Concept

Semantic structure is a separate layer.

get_semantic_document_structure() writes semantic-structure.json alongside the page index. It adds heading and section structure plus cross-page merged tables, formulas, and figures without changing the shape of pages[].

Combined per-page extraction

One vision call per page extracts heading candidates, tables (LaTeX tabular), formulas (LaTeX math), and figures in a single prompt.

Cross-page aggregation

Headings are assembled into a section tree. Tables, formulas, and figures are merged across page boundaries using truncation flags.

Output shape

root contains the heading tree. Optional top-level tables[], formulas[], and figures[] carry cross-page merged elements with startPage/endPage.

LLM requirement

Semantic extraction requires an explicitly configured local provider and model.

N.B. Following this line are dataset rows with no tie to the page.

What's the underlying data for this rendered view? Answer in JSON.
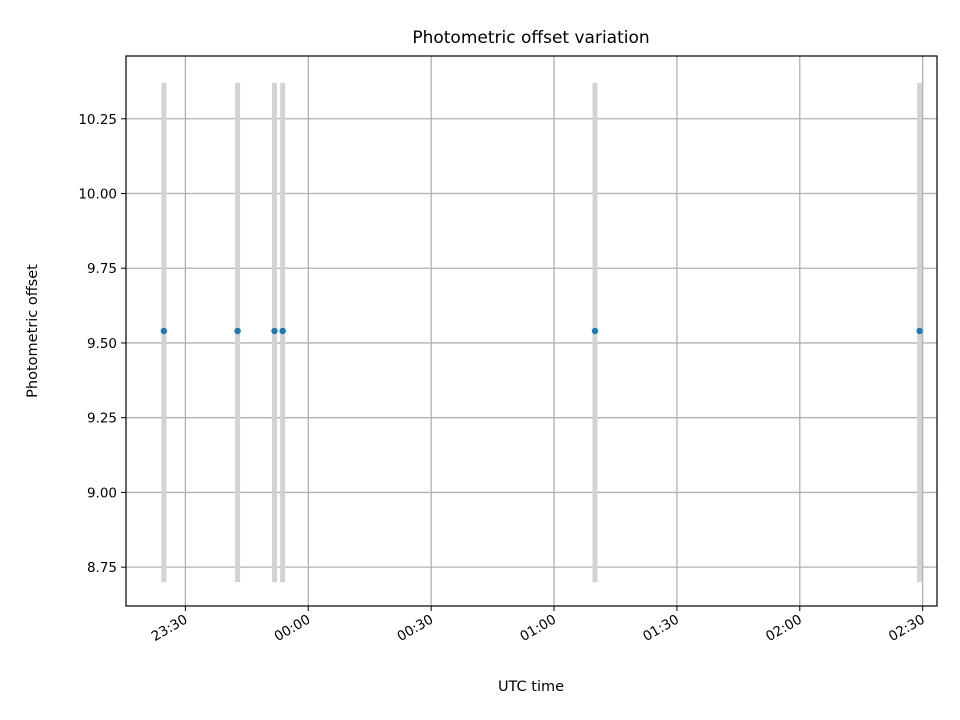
{
  "chart_data": {
    "type": "scatter",
    "title": "Photometric offset variation",
    "xlabel": "UTC time",
    "ylabel": "Photometric offset",
    "x_ticks": [
      "23:30",
      "00:00",
      "00:30",
      "01:00",
      "01:30",
      "02:00",
      "02:30"
    ],
    "y_ticks": [
      "8.75",
      "9.00",
      "9.25",
      "9.50",
      "9.75",
      "10.00",
      "10.25"
    ],
    "xlim": [
      "23:15:30",
      "02:33:30"
    ],
    "ylim": [
      8.62,
      10.46
    ],
    "grid": true,
    "points": [
      {
        "x": "23:24:45",
        "y": 9.54,
        "yerr_low": 8.7,
        "yerr_high": 10.37
      },
      {
        "x": "23:42:45",
        "y": 9.54,
        "yerr_low": 8.7,
        "yerr_high": 10.37
      },
      {
        "x": "23:51:45",
        "y": 9.54,
        "yerr_low": 8.7,
        "yerr_high": 10.37
      },
      {
        "x": "23:53:45",
        "y": 9.54,
        "yerr_low": 8.7,
        "yerr_high": 10.37
      },
      {
        "x": "01:10:00",
        "y": 9.54,
        "yerr_low": 8.7,
        "yerr_high": 10.37
      },
      {
        "x": "02:29:15",
        "y": 9.54,
        "yerr_low": 8.7,
        "yerr_high": 10.37
      }
    ],
    "colors": {
      "point": "#1f77b4",
      "errorbar": "#d3d3d3",
      "grid": "#b0b0b0"
    }
  }
}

detector = agent-structured-v1

Downstream rule

Read detector and strategy metadata before assuming semantic richness or cache reuse.

Not domain logic

The semantic layer is general document structure. Domain-specific interpretation belongs downstream.

Metadata that matters

Field	Why it exists
`detector`	identifies which semantic extraction path produced the artifact
`strategyKey`	changes when provider, model, or extraction budget changes enough to invalidate reuse
`pageIndexArtifactPath`	links the semantic layer back to the stable page index
`pageArtifactPath`	lets section nodes point back to the originating page artifact

Still not domain logic.

The semantic layer is general document structure. It should not encode datasheet-specific, EDA-specific, or other downstream product semantics.